My great grandmother was born in Sicily, the island being
punted by the great Italian boot. It may
seem like a coincidence but in reality mainland Italy tends to kick around the
people of Sicily. Despite mainland Italy’s self-proclaimed superiority,
Sicilians have been cooking as well, if not better than their northern counterparts. Sicilians sport a different
dialect and a different type of pie (see the Sicilian pizza slice) but like
most Italian immigrants my Sicilian great grandmother brought a lasagna recipe
from the homeland. Here’s the “secret” preparation of the Sicilian version of
lasagna as described through the keen culinary eyes of my aunt - the recipient
of a recipe passed down through three generations – just don’t tell any other
Italians!
Sicilian Lasagna:
A “heavy,” “rich,” winter dish fit for an Italian Christmas
Eve or Christmas Day feast; has also made its way to the Thanksgiving table
although it’s a heavy precursor to the turkey.

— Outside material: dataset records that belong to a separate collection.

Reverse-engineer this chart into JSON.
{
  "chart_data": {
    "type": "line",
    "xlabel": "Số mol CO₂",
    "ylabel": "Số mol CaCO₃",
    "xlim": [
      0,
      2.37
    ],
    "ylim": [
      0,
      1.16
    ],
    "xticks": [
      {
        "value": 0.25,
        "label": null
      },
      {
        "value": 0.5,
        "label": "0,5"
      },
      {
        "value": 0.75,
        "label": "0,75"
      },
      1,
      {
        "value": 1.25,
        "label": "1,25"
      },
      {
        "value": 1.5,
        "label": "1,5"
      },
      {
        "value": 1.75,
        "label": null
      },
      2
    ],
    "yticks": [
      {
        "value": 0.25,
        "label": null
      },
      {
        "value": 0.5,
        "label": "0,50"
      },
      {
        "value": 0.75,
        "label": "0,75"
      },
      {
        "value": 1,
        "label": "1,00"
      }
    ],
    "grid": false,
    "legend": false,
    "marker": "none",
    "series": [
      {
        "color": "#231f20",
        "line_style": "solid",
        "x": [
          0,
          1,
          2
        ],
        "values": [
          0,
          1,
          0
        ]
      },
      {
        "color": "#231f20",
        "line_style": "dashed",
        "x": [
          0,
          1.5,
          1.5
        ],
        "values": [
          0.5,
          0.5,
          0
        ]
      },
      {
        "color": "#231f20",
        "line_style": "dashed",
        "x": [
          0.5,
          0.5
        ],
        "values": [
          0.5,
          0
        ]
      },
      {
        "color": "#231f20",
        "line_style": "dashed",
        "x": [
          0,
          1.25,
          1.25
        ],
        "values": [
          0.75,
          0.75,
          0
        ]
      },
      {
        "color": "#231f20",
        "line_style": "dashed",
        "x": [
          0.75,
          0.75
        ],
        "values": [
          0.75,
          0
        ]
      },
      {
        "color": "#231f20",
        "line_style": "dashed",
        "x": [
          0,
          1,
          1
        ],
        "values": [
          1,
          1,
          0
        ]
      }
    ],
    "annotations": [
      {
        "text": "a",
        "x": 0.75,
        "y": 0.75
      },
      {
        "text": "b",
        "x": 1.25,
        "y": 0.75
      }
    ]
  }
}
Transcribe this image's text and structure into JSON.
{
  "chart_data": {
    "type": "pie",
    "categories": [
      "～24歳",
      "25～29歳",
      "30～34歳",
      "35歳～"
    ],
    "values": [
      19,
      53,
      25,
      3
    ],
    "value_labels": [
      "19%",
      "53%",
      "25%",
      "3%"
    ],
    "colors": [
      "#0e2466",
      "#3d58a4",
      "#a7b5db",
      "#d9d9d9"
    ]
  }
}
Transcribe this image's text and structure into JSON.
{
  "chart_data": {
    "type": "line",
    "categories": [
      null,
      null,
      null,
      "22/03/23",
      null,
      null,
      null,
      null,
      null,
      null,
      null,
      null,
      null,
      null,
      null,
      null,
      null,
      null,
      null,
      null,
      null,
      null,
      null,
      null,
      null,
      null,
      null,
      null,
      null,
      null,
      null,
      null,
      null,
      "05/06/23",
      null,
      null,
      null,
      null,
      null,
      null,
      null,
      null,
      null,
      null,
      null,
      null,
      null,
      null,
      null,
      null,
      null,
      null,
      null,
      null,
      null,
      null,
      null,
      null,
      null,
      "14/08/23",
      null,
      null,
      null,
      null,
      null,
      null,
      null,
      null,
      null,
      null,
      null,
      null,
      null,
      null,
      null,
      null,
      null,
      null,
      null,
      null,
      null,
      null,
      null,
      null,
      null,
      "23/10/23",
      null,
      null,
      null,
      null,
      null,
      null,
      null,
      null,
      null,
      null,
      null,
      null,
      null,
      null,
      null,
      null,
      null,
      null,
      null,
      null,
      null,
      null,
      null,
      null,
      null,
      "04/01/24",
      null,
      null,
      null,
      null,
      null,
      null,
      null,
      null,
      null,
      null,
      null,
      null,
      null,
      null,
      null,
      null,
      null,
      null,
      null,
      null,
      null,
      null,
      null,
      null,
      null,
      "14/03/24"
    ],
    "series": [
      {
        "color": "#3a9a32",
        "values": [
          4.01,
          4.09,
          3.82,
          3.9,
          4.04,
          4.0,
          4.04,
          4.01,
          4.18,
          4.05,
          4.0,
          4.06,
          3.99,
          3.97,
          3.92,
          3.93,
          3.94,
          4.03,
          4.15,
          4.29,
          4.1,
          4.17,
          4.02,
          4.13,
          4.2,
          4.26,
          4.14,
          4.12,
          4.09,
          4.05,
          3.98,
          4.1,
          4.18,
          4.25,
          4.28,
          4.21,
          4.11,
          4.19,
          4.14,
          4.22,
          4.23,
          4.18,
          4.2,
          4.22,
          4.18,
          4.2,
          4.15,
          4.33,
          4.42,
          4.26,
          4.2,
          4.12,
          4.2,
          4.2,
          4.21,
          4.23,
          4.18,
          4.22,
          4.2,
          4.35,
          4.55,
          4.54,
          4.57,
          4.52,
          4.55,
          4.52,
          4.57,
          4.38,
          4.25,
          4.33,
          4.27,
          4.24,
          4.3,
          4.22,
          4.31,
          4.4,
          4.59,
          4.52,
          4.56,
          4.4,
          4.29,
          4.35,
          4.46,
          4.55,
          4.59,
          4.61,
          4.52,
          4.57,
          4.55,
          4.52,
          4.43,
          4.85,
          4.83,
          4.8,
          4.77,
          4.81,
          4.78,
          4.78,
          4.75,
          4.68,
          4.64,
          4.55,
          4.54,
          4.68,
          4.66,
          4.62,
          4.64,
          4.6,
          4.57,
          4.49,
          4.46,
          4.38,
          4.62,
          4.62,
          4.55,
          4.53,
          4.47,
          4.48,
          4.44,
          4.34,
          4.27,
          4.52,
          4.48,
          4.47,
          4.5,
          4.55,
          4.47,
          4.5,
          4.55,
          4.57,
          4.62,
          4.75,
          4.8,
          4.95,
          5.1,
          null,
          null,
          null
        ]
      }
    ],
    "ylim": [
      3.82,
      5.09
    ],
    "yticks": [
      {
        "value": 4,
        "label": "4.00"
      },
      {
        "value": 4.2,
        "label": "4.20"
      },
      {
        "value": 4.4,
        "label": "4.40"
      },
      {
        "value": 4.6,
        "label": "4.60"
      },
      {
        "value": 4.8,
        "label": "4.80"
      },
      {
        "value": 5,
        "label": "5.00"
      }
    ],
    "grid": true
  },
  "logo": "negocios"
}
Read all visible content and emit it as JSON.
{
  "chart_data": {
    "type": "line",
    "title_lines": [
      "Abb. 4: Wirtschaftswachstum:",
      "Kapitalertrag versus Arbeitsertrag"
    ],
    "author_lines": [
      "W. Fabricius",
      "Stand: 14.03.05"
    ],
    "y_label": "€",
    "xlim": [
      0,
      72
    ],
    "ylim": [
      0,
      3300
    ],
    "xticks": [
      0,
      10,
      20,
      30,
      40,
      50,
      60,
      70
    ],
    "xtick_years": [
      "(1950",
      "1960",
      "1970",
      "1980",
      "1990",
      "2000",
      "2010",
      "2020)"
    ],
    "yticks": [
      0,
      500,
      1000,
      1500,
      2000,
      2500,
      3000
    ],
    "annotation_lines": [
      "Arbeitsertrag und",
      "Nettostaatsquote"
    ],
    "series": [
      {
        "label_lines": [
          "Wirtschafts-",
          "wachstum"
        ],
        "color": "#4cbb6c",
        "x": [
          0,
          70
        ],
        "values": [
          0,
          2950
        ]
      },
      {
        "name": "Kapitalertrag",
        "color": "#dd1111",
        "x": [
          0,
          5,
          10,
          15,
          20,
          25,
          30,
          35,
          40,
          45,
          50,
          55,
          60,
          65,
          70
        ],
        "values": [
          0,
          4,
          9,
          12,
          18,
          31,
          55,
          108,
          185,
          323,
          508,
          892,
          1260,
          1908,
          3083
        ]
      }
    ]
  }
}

The noodles aren’t as important as the slow cooked tomato
sauce; you can’t have a good pizza without good sauce. The same rule applies to
lasagna.
Ricotta and homemade mozzarella is mixed with one egg to
bind the mixture together, keeping the ricotta from being runny. Add a handful
of romano cheese, freshly grounded pepper pieces of parsley as well.
To make the lasagna with a Sicilian flavor, meatballs must
be made separately then mashed up and put into the sauce. The Sicilian
tradition is apparently to make more work than is necessary.
Just adding the meatballs won’t satisfy our stomachs.
Sausage must be browned and sliced up into tiny pieces to ensure this dish
force you to add another notch on your holiday belt.
Layer it as follows: sauce, noodles, ricotta, sauce, noodle.
At the top: more sauce and more mozzarella. Bake it in the oven for an hour.
Warning:
This dish is not for every Italian. (See my Uncle's appetite).